Этого она не поняла. В кармане у нее лежало письмо от Эдмунда в простом маленьком конверте, письма приходили теперь чуть ли не каждый день, с неизменными вопросами и мольбами. Она засовывала конверты в карман и открывала только поздно вечером, когда мальчишки засыпали, а она ложилась в кровать и через открытое окно в комнату лился сладкий запах апельсинов. Тогда Линда начинала разбирать корявые строчки Эдмунда, его сетования на одиночество, на Паломара, который, как он написал один раз, заболел, наглотавшись песка. Он писал о свежей земле на могиле Карлотты, которую похоронили рядом с Валенсией, под тюльпанным деревом, и поставили деревянный крест, уже покосившийся от первых дождей. В каждом письме Эдмунд просил Линду вернуться на ферму. «Как только сможешь и даже еще быстрее», — писал он. Он твердил, что в Пасадене она не приживется, ведь это так далеко от океана. Каждый вечер она собиралась ответить Эдмунду и написать, что приедет после сбора урожая и что жить вдали от океана вовсе не так уж плохо. Не один раз она начинала свое послание: «С террасы дома виден далекий-далекий Тихий океан…» Но почти сразу же засыпала с ручкой в руке и пачкала ночную сорочку синими чернильными пятнами. Приходила ночь и своей властной рукой закрывала Линде глаза.
Она спросила:
— Зачем тебе нужно было уезжать, чтобы стать моим?
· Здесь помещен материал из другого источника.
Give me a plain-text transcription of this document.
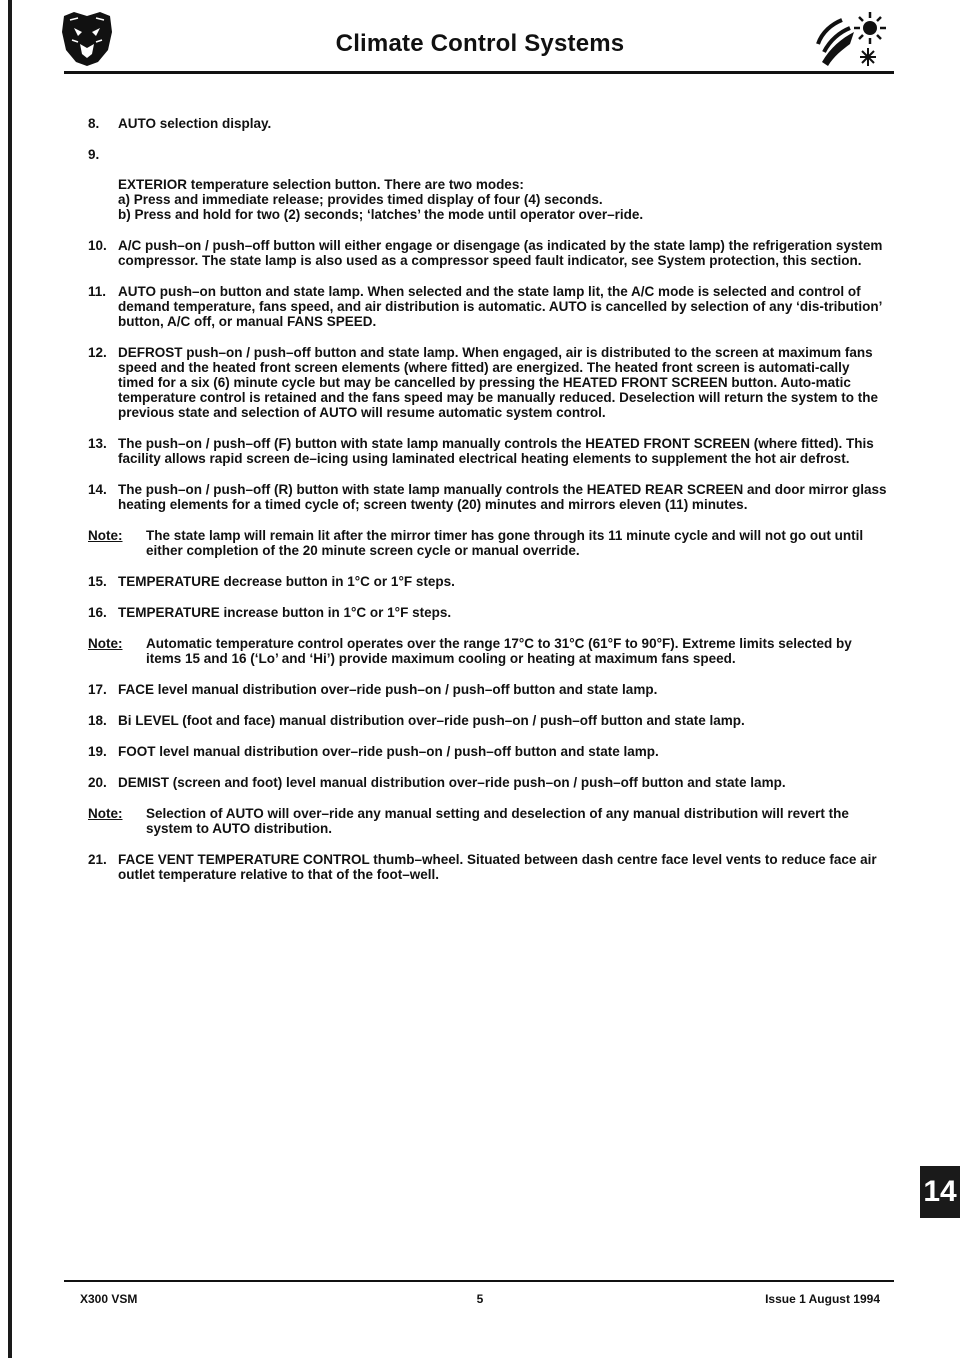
Climate Control Systems
8.	AUTO selection display.

9.

EXTERIOR temperature selection button. There are two modes:
a) Press and immediate release; provides timed display of four (4) seconds.
b) Press and hold for two (2) seconds; ‘latches’ the mode until operator over–ride.

10. A/C push–on / push–off button will either engage or disengage (as indicated by the state lamp) the refrigeration system compressor. The state lamp is also used as a compressor speed fault indicator, see System protection, this section.
11. AUTO push–on button and state lamp. When selected and the state lamp lit, the A/C mode is selected and control of demand temperature, fans speed, and air distribution is automatic. AUTO is cancelled by selection of any ‘dis-tribution’ button, A/C off, or manual FANS SPEED.
12. DEFROST push–on / push–off button and state lamp. When engaged, air is distributed to the screen at maximum fans speed and the heated front screen elements (where fitted) are energized. The heated front screen is automati-cally timed for a six (6) minute cycle but may be cancelled by pressing the HEATED FRONT SCREEN button. Auto-matic temperature control is retained and the fans speed may be manually reduced. Deselection will return the system to the previous state and selection of AUTO will resume automatic system control.
13. The push–on / push–off (F) button with state lamp manually controls the HEATED FRONT SCREEN (where fitted). This facility allows rapid screen de–icing using laminated electrical heating elements to supplement the hot air defrost.
14. The push–on / push–off (R) button with state lamp manually controls the HEATED REAR SCREEN and door mirror glass heating elements for a timed cycle of; screen twenty (20) minutes and mirrors eleven (11) minutes.
Note: The state lamp will remain lit after the mirror timer has gone through its 11 minute cycle and will not go out until either completion of the 20 minute screen cycle or manual override.
15. TEMPERATURE decrease button in 1°C or 1°F steps.
16. TEMPERATURE increase button in 1°C or 1°F steps.
Note: Automatic temperature control operates over the range 17°C to 31°C (61°F to 90°F). Extreme limits selected by items 15 and 16 (‘Lo’ and ‘Hi’) provide maximum cooling or heating at maximum fans speed.
17. FACE level manual distribution over–ride push–on / push–off button and state lamp.
18. Bi LEVEL (foot and face) manual distribution over–ride push–on / push–off button and state lamp.
19. FOOT level manual distribution over–ride push–on / push–off button and state lamp.
20. DEMIST (screen and foot) level manual distribution over–ride push–on / push–off button and state lamp.
Note: Selection of AUTO will over–ride any manual setting and deselection of any manual distribution will revert the system to AUTO distribution.
21. FACE VENT TEMPERATURE CONTROL thumb–wheel. Situated between dash centre face level vents to reduce face air outlet temperature relative to that of the foot–well.
14
X300 VSM	5	Issue 1 August 1994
Брудер открылся чуть больше:
— Давно дал слово, Линда.
Солнце жгло им щеки, Линда облизнула губы и почувствовала, как нагрелось ее платье. Брудер шел совсем рядом с ней, рука его мерно раскачивалась рядом, и, когда она делала широкий шаг, его рука касалась ее локтя или бедра, его тепло передавалось ей, а по спине точно искра проскакивала. Ее как будто тянуло к нему, и она не могла противиться, но, когда он перепрыгнул через лужу, его плечо отодвинулось от ее щеки. Линде казалось, что он делает все нарочно, и это было верно, а в глазах она читала желание ее помучить, а вот это было неправильно. Но ей прямо чудилось, что даже залах его тела говорил о том же, даже капли пота, висевшие на его короткой бороде, на кончиках усов и стекавшие по горлу, выдавали его тайные намерения. Ей не хотелось сознаваться, что одиночество терзало ее по ночам, на койке с железными пружинами, когда воздух, струившийся сквозь надтреснутое окно, холодком бежал по ее телу. Иногда она снимала ночную рубашку, чтобы легкий ветерок обдувал ее, чтобы ее тело ласкало апельсиновое масло, рассеянное в нем; потом ласки продолжала уже ее рука. Она так и засыпала голой, между рассветом и спальней, охваченная неодолимой страстью. Но было уже непонятно, чего так жаждет Линда; у нее появилось чувство, будто мир вокруг стал больше в два или даже четыре раза с тех пор, как она переехала в Пасадену, и каждую ночь, засыпая, она думала о них: о бледном Эдмунде, молчаливом Брудере, золотых волосах Уиллиса Пура, его сверкающих глазах.